I think "with torch.no_grad():" is needed when calculating critic loss
dbsxdbsx opened this issue · 2 comments
dbsxdbsx commented
In file sac_v2_lstm.py
, the code below without with torch.no_grad():
when calculating target Q value:
# Training Q Function
# I think `with torch.no_grad(): ` is needed
predict_target_q1, _ = self.target_soft_q_net1(next_state, new_next_action, action, hidden_out)
predict_target_q2, _ = self.target_soft_q_net2(next_state, new_next_action, action, hidden_out)
target_q_min = torch.min(predict_target_q1, predict_target_q2) - self.alpha * next_log_prob
target_q_value = reward + (1 - done) * gamma * target_q_min # if done==1, only reward
q_value_loss1 = self.soft_q_criterion1(predicted_q_value1, target_q_value.detach()) # detach: no gradients for the variable
q_value_loss2 = self.soft_q_criterion2(predicted_q_value2, target_q_value.detach())

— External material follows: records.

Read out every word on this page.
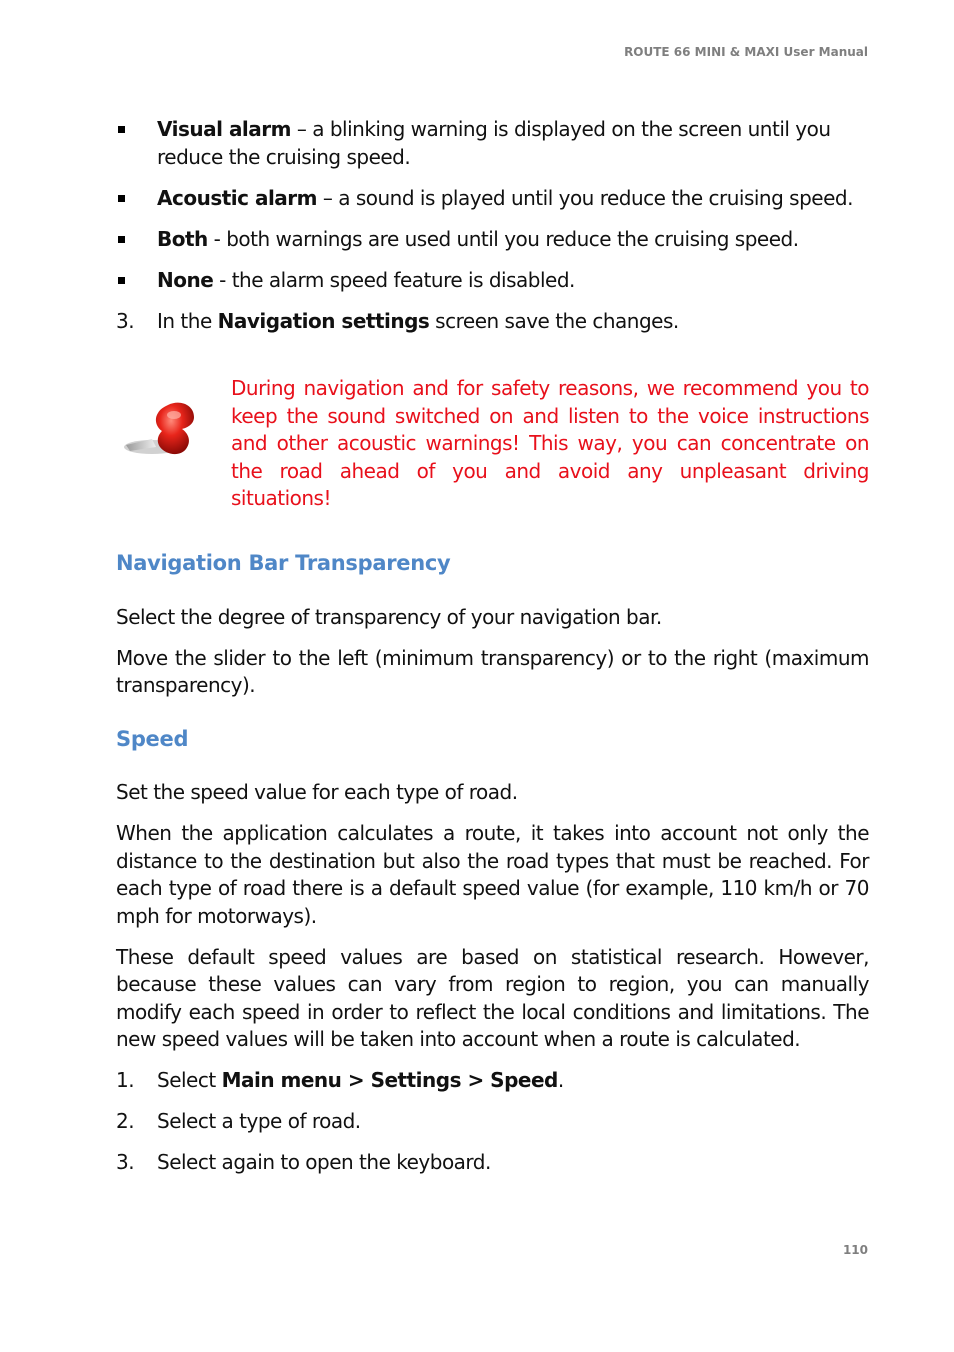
ROUTE 66 MINI & MAXI User Manual
Visual alarm – a blinking warning is displayed on the screen until you reduce the cruising speed.
Acoustic alarm – a sound is played until you reduce the cruising speed.
Both - both warnings are used until you reduce the cruising speed.
None - the alarm speed feature is disabled.
3. In the Navigation settings screen save the changes.
During navigation and for safety reasons, we recommend you to keep the sound switched on and listen to the voice instructions and other acoustic warnings! This way, you can concentrate on the road ahead of you and avoid any unpleasant driving situations!
Navigation Bar Transparency

Select the degree of transparency of your navigation bar.

Move the slider to the left (minimum transparency) or to the right (maximum transparency).

Speed

Set the speed value for each type of road.

When the application calculates a route, it takes into account not only the distance to the destination but also the road types that must be reached. For each type of road there is a default speed value (for example, 110 km/h or 70 mph for motorways).

These default speed values are based on statistical research. However, because these values can vary from region to region, you can manually modify each speed in order to reflect the local conditions and limitations. The new speed values will be taken into account when a route is calculated.

1. Select Main menu > Settings > Speed.
2. Select a type of road.
3. Select again to open the keyboard.
110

Though, for some simple environment, the algorithm would finally converge, but I am not sure the case in complex environment. As far as I know, the parameter for calculating target_q_value
should not contribute any gradient to model.
quantumiracle commented
Hi,
Is it just what the target_q_value.detach()
is achieving?
Best,
zihan
quantumiracle commented
Check here.
I think there is no difference since there is only one variable (target_q_value) involved here.